Stress Eating and How to Overcome It

empty chocolate papers in an empty box of chocolates
Derin Thorpe/Photolibrary/Getty Images

Stress eating is consuming food in response to your feelings, especially when you are not hungry. Stress eating is also sometimes called emotional eating. Emotional eating means that your emotions — not your body — dictate when and how much you eat.

Why Does Stress Eating Happen?

Some stress eaters binge when they are sad or confused.  For others, eating can be a way of avoiding thinking about problems or taking the action required to solve them.

So why do we eat when we are stressed? Because for most of us, food offers comfort. And unfortunately, the least healthy foods usually offer the most comfort. 

If we reached for veggies in times of emotional discomfort, we'd be OK. But how many people turn to carrot sticks when they're feeling stressed? It's the high-fat, high-calorie foods we love that make us feel better. The more fattening, sweeter or the saltier the food, the better we seem to feel.

Are You a Stress Eater?

You are an emotional eater if you answer yes to any of the following questions:

  • Do you ever eat without realizing you're even doing it?
  • Do you often feel guilty or ashamed after eating?
  • Do you often eat alone or at odd locations, such as parked in your car outside your own house?
  • After an unpleasant experience, such as an argument, do you eat even if you aren't feeling hungry?
  • Do you crave specific foods when you're upset, such as always desiring chocolate when you feel depressed?
  • Do you feel the urge to eat in response to outside cues like seeing food advertised on television?
  • Do you eat because you feel there's nothing else to do?
  • Does eating make you feel better when you're down or less focused on problems when you're worried about something?

If you eat unusually large quantities of food or you regularly eat until you feel uncomfortable to the point of nausea, you have a problem with binge eating. If you binge eat on a regular basis, please speak to your healthcare professional. But if stress eating is the main problem, you may be able to find a solution on your own.

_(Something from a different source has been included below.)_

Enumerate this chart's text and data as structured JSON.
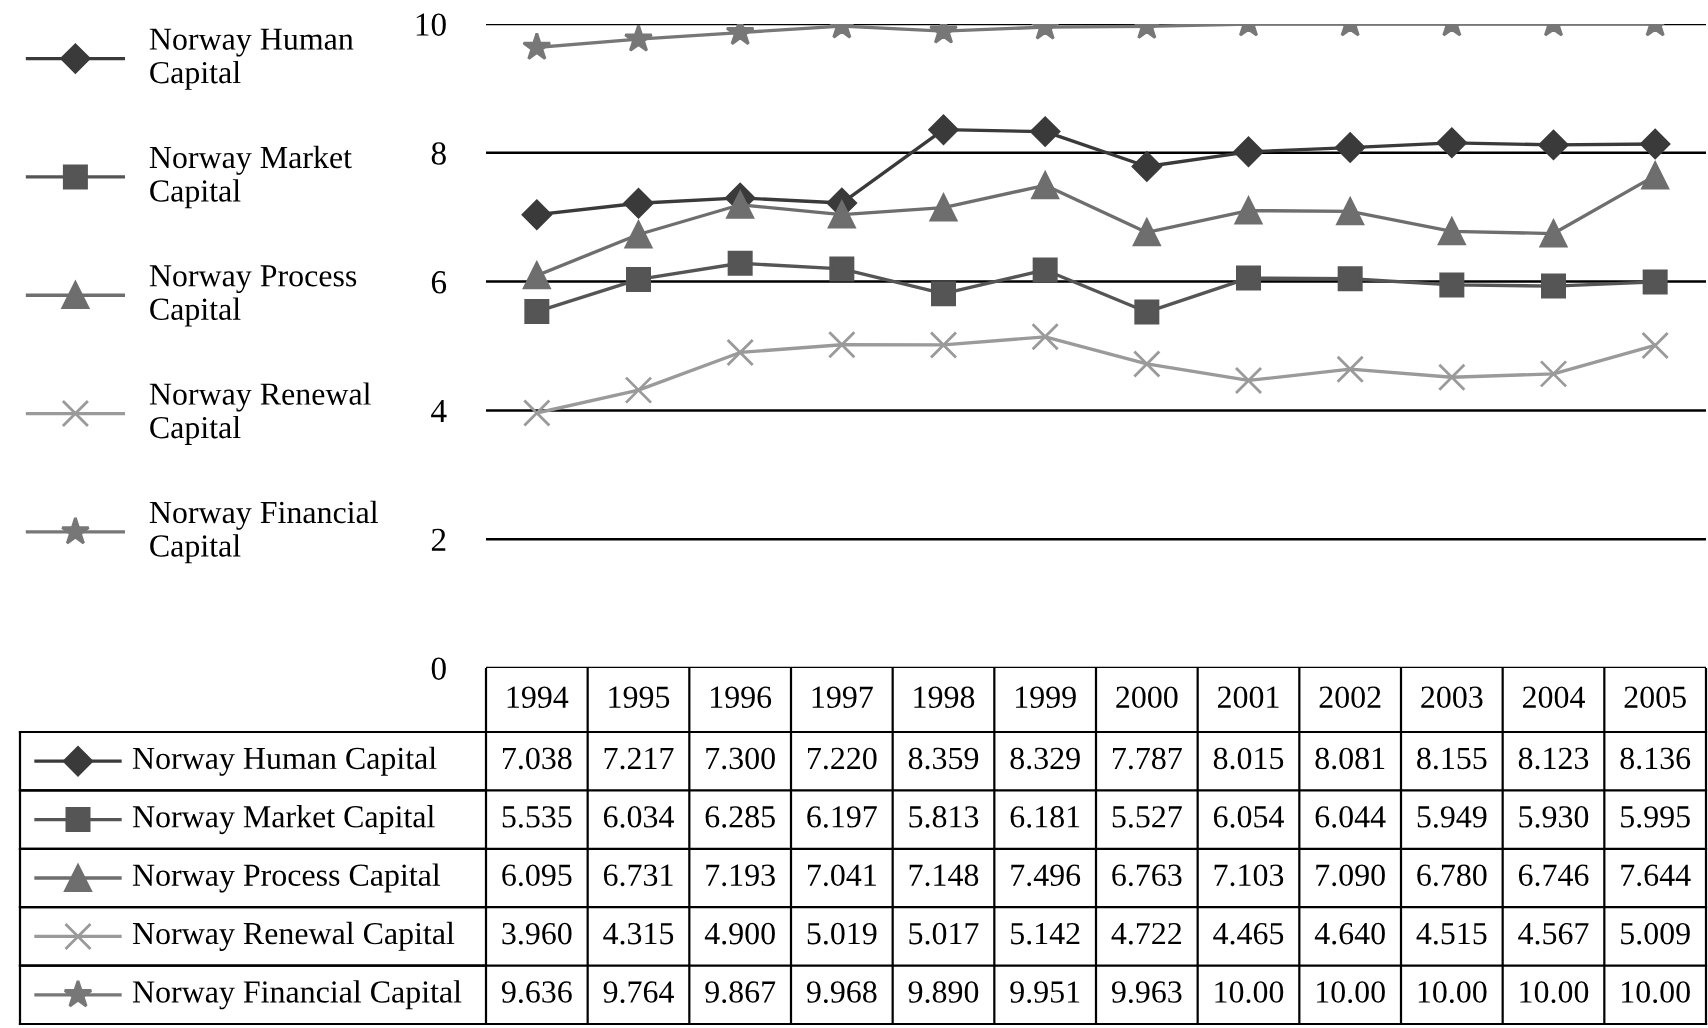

3 Ways to Stop Stress Eating

There are different ways to control emotional eating and turn your stress into a more positive experience. But all three methods require you to examine and change your habits. So you need to be committed if you want to stop stress eating for good.

  1. Find the source of stress. Many people have stress triggers that cause them to eat. Perhaps there are relationship issues that cause pain. Or perhaps family or work stress has gotten out of control. If you can identify your triggers, then you can take active steps to tackle stress before it gets out of control.
  2. Find new ways to relieve stress. Once you know what causes you to eat more, set up healthy systems to avoid eating in those situations. Learn healthy ways to relax and reward yourself. For example, if your work environment is stressful. Identify one friend who can walk with you during your lunch hour to avoid excess calories and promote healthy activity.
  3. Get help for emotional stress. If your own methods don't stop stress eating, don't be afraid to ask for help. Many social workers and psychologists are trained specifically to deal with emotional eaters and find solutions to curb the habit.

One thing that usually does not help control stress eating is waiting and hoping that it will change. Take active steps today to tackle emotional eating and find new healthy habits to manage stress.